Monday, February 16, 2009

something new is going on







This blog is called "beyond the pillbox" for a couple of reasons. Mainly I wanted to convey that life is moving forward despite (or because of) this beloved pillbox of mine. But also that sometimes it's really hard for me to look far beyond this container of medicine--especially because late doses mean pain and then further problems evening things out again. It's also been hard to look beyond the $$ I spend on these medications and also hard to face the side effects every day as well as the typical cycle of feeling the pain coverage wear off. That's where I am now. For the past several weeks I've had pain every day---usually manageable (definition: it does not make me cry and other people can usually not notice I'm having a problem).


Now I'm developing something new, which is actually kind of interesting to me. It's a new electrical snap kind of pain. It often happens out of nowhere without any apparent trigger, and this is really different from all the other kinds of pain I've had (zaps, jolts, sizzles, jabs, etc.) The only thing that does seem to trigger it is lying down, which is bothersome to me because until now I have had no problems with sleep.

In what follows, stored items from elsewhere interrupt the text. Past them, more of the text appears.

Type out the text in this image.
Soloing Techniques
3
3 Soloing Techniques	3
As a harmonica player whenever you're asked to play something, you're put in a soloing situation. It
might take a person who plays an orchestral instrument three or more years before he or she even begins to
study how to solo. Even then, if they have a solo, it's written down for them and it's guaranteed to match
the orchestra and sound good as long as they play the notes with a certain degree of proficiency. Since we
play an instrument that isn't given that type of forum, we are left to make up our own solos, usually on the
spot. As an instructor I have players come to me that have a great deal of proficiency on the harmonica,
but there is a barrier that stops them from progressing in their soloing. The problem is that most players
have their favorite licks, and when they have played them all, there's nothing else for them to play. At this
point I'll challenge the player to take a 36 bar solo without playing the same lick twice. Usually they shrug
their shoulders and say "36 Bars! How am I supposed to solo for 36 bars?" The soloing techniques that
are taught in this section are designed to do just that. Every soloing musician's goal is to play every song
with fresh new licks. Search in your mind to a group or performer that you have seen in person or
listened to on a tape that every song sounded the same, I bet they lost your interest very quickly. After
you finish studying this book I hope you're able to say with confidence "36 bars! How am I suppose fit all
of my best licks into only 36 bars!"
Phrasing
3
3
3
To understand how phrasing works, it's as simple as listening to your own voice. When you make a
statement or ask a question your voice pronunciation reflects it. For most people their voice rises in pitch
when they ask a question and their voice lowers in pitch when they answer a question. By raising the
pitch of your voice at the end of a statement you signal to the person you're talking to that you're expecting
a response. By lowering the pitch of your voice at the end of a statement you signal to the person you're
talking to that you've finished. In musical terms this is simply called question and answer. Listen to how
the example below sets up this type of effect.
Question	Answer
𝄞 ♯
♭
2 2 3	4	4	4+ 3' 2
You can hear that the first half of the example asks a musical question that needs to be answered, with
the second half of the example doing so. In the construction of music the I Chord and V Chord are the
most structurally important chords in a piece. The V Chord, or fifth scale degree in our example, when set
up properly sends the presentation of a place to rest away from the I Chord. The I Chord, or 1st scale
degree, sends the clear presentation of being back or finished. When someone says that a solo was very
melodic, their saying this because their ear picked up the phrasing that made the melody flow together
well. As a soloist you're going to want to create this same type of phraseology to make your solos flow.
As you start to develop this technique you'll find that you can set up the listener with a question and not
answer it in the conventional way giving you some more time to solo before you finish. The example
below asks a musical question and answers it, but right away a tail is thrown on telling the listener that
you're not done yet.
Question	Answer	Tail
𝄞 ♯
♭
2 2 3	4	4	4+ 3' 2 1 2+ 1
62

The last few nights I've been awakened by this, just for a couple of seconds, and then I'm back to sleep until the next time.

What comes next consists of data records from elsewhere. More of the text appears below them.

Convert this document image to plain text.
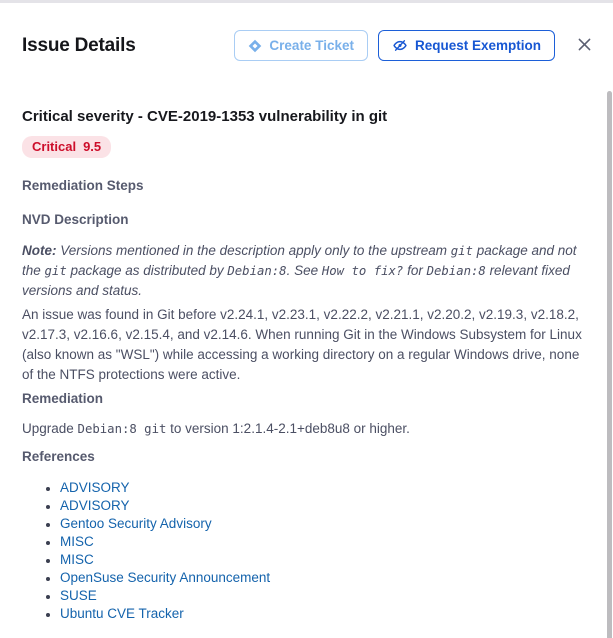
Issue Details	Create Ticket	Request Exemption
Critical severity - CVE-2019-1353 vulnerability in git
Critical 9.5
Remediation Steps
NVD Description

Note: Versions mentioned in the description apply only to the upstream git package and not the git package as distributed by Debian:8. See How to fix? for Debian:8 relevant fixed versions and status.

An issue was found in Git before v2.24.1, v2.23.1, v2.22.2, v2.21.1, v2.20.2, v2.19.3, v2.18.2, v2.17.3, v2.16.6, v2.15.4, and v2.14.6. When running Git in the Windows Subsystem for Linux (also known as "WSL") while accessing a working directory on a regular Windows drive, none of the NTFS protections were active.

Remediation

Upgrade Debian:8 git to version 1:2.1.4-2.1+deb8u8 or higher.

References
• ADVISORY
• ADVISORY
• Gentoo Security Advisory
• MISC
• MISC
• OpenSuse Security Announcement
• SUSE
• Ubuntu CVE Tracker
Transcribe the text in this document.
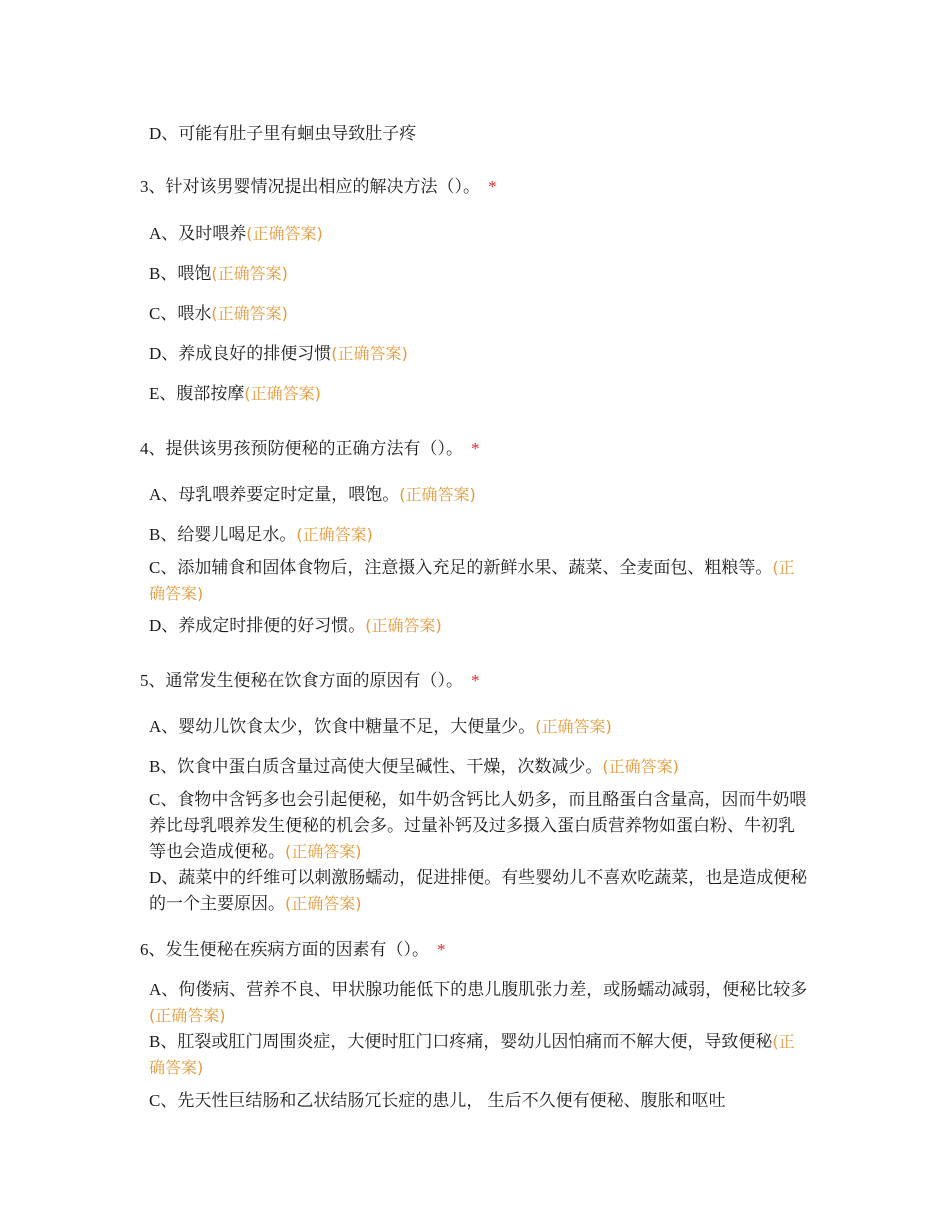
D、可能有肚子里有蛔虫导致肚子疼
3、针对该男婴情况提出相应的解决方法（）。 *
A、及时喂养(正确答案)
B、喂饱(正确答案)
C、喂水(正确答案)
D、养成良好的排便习惯(正确答案)
E、腹部按摩(正确答案)
4、提供该男孩预防便秘的正确方法有（）。 *
A、母乳喂养要定时定量，喂饱。(正确答案)
B、给婴儿喝足水。(正确答案)
C、添加辅食和固体食物后，注意摄入充足的新鲜水果、蔬菜、全麦面包、粗粮等。(正确答案)
D、养成定时排便的好习惯。(正确答案)
5、通常发生便秘在饮食方面的原因有（）。 *
A、婴幼儿饮食太少，饮食中糖量不足，大便量少。(正确答案)
B、饮食中蛋白质含量过高使大便呈碱性、干燥，次数减少。(正确答案)
C、食物中含钙多也会引起便秘，如牛奶含钙比人奶多，而且酪蛋白含量高，因而牛奶喂养比母乳喂养发生便秘的机会多。过量补钙及过多摄入蛋白质营养物如蛋白粉、牛初乳等也会造成便秘。(正确答案)
D、蔬菜中的纤维可以刺激肠蠕动，促进排便。有些婴幼儿不喜欢吃蔬菜，也是造成便秘的一个主要原因。(正确答案)
6、发生便秘在疾病方面的因素有（）。 *
A、佝偻病、营养不良、甲状腺功能低下的患儿腹肌张力差，或肠蠕动减弱，便秘比较多(正确答案)
B、肛裂或肛门周围炎症，大便时肛门口疼痛，婴幼儿因怕痛而不解大便，导致便秘(正确答案)
C、先天性巨结肠和乙状结肠冗长症的患儿， 生后不久便有便秘、腹胀和呕吐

So because surgery is not that far away (though there's no confirmed date on the calendar yet), I have been resisting the urge/need to increase some of the medication to keep things better controlled. It seems like a better justification of the need for surgery if I am actually experiencing pain, or at least that is what I have been telling myself. That way I'll be better able to tell if the surgery was successful instead of waiting the month or more afterward when I get to go off my medications. BUT, I am just hoping and praying this does not get worse before it gets better!